Murtadha Mutahhari seorang ulama, filosof dan ilmuwan Islam sebagaimana dikutip oleh HD Bastaman dalam bukunya yang berjudul Integrasi Psikologi dengan Islam ; Menuju Psikologi Islami menjelaskan bahwa iman dan sains merupakan karakteristik khas insani, di mana manusia mempunyai kecenderungan untuk menuju ke arah kebenaran dan wujud-wujud suci dan tidak dapat hidup tanpa menyucikan dan memuja sesuatu. Ini adalah kecenderungan iman yang merupakan fitrah manusia. Tetapi di lain pihak manusia pun memiliki kecenderungan untuk selalu ingin mengetahui dan memahami semesta alam, serta memiliki kemampuan untuk memandang masa lalu, sekarang dan masa mendatang (yang merupakan ciri khas sains).
Berdasarkan uraian tersebut, dapat kita tangkap bahwa karena iman dan ilmu merupakan karakteristik khas insani yang bagaikan dua sisi mata uang yang tak dapat dipisahkan, maka pemisahan antara keduanya justru akan menurunkan martabat manusia. Di samping itu adanya adagium bahwa iman tanpa ilmu akan mengakibatkan fanatisme dan kemunduran, takhayul serta kebodohan dan sebaliknya ilmu tanpa iman akan digunakan untuk mengumbar nafsu, kerakusan, ekspansionisme, ambisi, kesombongan, penindasan, perbudakan, penipuan dan kecurangan semakin menguatkan pendapat di atas. Dengan kata lain, iman tanpa ilmu akan menjadi lemah dan sebaliknya ilmu tanpa iman akan menjadi buta!!!.

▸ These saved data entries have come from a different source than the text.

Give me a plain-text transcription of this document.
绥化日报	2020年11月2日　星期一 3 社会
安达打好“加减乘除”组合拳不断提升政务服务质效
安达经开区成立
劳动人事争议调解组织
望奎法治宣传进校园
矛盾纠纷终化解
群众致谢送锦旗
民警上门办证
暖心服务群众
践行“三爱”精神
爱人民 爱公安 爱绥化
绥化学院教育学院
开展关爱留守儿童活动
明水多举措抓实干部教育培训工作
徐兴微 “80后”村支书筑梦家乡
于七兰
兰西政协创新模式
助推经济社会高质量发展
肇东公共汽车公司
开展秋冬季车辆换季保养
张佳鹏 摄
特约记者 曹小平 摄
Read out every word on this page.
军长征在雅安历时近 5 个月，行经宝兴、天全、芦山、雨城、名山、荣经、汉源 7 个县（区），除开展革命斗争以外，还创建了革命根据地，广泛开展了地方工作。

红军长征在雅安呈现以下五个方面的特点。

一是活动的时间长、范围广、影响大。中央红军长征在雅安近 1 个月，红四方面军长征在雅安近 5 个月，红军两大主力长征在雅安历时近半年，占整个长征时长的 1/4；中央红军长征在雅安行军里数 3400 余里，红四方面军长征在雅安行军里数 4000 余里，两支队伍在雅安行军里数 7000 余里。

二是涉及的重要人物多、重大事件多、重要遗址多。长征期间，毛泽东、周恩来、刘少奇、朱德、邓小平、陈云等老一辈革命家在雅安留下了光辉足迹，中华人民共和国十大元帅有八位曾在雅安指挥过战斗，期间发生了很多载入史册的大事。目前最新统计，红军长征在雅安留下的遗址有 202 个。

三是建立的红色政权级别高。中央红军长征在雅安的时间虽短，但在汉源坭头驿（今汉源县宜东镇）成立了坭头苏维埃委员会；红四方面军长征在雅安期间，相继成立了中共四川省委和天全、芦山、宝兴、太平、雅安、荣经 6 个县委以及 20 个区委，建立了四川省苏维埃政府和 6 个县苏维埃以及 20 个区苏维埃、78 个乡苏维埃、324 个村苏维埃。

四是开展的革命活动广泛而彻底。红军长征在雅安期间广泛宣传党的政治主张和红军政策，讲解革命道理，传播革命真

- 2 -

Pemisahan dan pengotakan antara agama dan sains jelas akan menimbulkan kepincangan dalam proses pendidikan, agama jika tanpa dukungan sains akan menjadi tidak mengakar pada realitas dan penalaran, sedangkan sains yang tidak dilandasi oleh asas-asas agama dan akhlaq atau etika yang baik akan berkembang menjadi liar dan menimbulkan dampak yang merusak. Karenanya konsep pendidikan dalam Islam menawarkan suatu sistem pendidikan yang holistik dan memposisikan agama dan sains sebagai suatu hal yang seharusnya saling menguatkan satu sama lain, yang secara umum ditunjukkan dalam doa Rasulullah : “Ya Allah, ajarilah aku apa yang membawa manfaat bagiku, serta karuniakanlah padaku ilmu yang bermanfaat”. Dari doa tersebut terungkap bahwa kualitas ilmu yang didambakan dalam Islam adalah kemanfaatan dari ilmu itu. Hal ini terlihat dari hadits Rasulullah : “Iman itu bagaikan badan yang masih polos, pakaiannya adalah taqwa, hiasannya adalah rasa malu dan buahnya adalah ilmu.”
Pada akhirnya, sebagai kesimpulan penulis mengutip pendapat HD Bastaman : “Bila anda seorang ilmuwan, simaklah al-Quran dan bila anda seorang agamawan pelajarilah sains” sehingga diharapkan akan lahir seorang ilmuwan yang berjiwa ulama dan ulama yang bersikap ilmiah. Wallaahu A’lam.